Arctic outbreak for Christmas? Scrap that idea!

The computer models giveth, and the computer models taketh away.

A few days ago, the models were showing an outbreak of bitterly cold arctic air plunging into the Rockies and upper Midwest, then descending all the way to the Gulf of Mexico.

That air mass threatened to bring frigid temperatures to places like Texas, western Louisiana, Arkansas and Oklahoma for the Christmas holidays. The model showed daytime highs around zero in parts of the Midwest.

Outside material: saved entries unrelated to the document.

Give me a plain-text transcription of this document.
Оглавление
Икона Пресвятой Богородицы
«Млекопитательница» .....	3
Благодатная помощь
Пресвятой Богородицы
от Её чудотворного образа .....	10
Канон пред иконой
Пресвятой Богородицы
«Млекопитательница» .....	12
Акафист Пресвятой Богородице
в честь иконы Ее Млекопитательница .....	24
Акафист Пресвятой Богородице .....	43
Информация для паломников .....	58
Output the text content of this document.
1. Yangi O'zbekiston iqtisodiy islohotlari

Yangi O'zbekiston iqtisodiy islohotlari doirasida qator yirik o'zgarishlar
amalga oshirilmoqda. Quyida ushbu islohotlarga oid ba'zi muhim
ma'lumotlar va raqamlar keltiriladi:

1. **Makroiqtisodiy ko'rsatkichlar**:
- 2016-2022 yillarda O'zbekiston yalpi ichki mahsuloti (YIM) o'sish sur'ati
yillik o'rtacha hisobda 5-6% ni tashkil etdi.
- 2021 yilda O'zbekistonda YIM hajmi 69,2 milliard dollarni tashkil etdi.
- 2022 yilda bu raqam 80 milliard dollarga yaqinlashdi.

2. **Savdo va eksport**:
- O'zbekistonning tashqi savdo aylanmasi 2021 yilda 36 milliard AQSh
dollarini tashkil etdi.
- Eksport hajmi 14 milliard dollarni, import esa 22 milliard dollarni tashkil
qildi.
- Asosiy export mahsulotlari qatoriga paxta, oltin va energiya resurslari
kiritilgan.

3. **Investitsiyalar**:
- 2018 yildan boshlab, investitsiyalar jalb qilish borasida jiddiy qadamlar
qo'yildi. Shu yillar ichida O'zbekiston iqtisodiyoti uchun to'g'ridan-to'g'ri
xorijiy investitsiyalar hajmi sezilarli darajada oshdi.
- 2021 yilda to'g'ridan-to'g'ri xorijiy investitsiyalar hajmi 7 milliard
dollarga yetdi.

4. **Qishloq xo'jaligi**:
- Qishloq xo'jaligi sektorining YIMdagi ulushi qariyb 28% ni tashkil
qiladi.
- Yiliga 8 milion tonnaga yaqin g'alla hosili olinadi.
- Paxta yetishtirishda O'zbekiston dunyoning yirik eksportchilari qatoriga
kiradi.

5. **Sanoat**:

But all that is changed now. The models show a strong high pressure system moving generally east, rather than south. That will keep the coldest of the air next week in Canada.

That means the bitter cold probably isn't headed for the Midwest. Conditions likely will be cool, but not frigid.

And it means the 2013 Carolinas Christmas likely will be average. At this time of year, "average" means highs in the low 50s and lows in the lower 30s.

For several weeks, we've been in a persistent pattern.  It gets quite cold for a few days, and then we have a mild trend. Precipitation falls as rain, not anything frozen. If you believe the models (and that can be a risky thing to do), the trend will continue for the forseeable future.

That means chances are quite low of anything frozen developing locally in the near future.


Buckwald Brownpants said...

Moral of the story: Do not trust the computer models.

"If you believe the models (and that can be a risky thing to do)." ---Kudos to Steve for being honest.

There will be no snow, ice, or sleet. Therefore, enjoy the normal roller coaster temperatures for this time of year in NC!

Anonymous said...

warm winters are the pits---

Anonymous said...

If it isn't going to snow and provide us with a winter wonderland or any other Christmas song fantasy, I will welcome our usual boring low fifties. No need to give all our cash to PSNC.

Anonymous said...

Winter wonderlands in NC are rare, so enjoy when it does happen. But, it will be just cold enough to run up a decent heating bill, with air so dry you get a static shock every time you touch something.

In sum, chilly, dry, snowless winters with high heating bills--but no ice storm power outages!.

Abraham Weinstein Rubenberg said...

By the time 12/25 arrives, it will be 65-69 degrees. Be prepared for milquetoast weather. Bank it.

Anonymous said...

But don't let the 65-70 degree Christmas stop the freakcasters.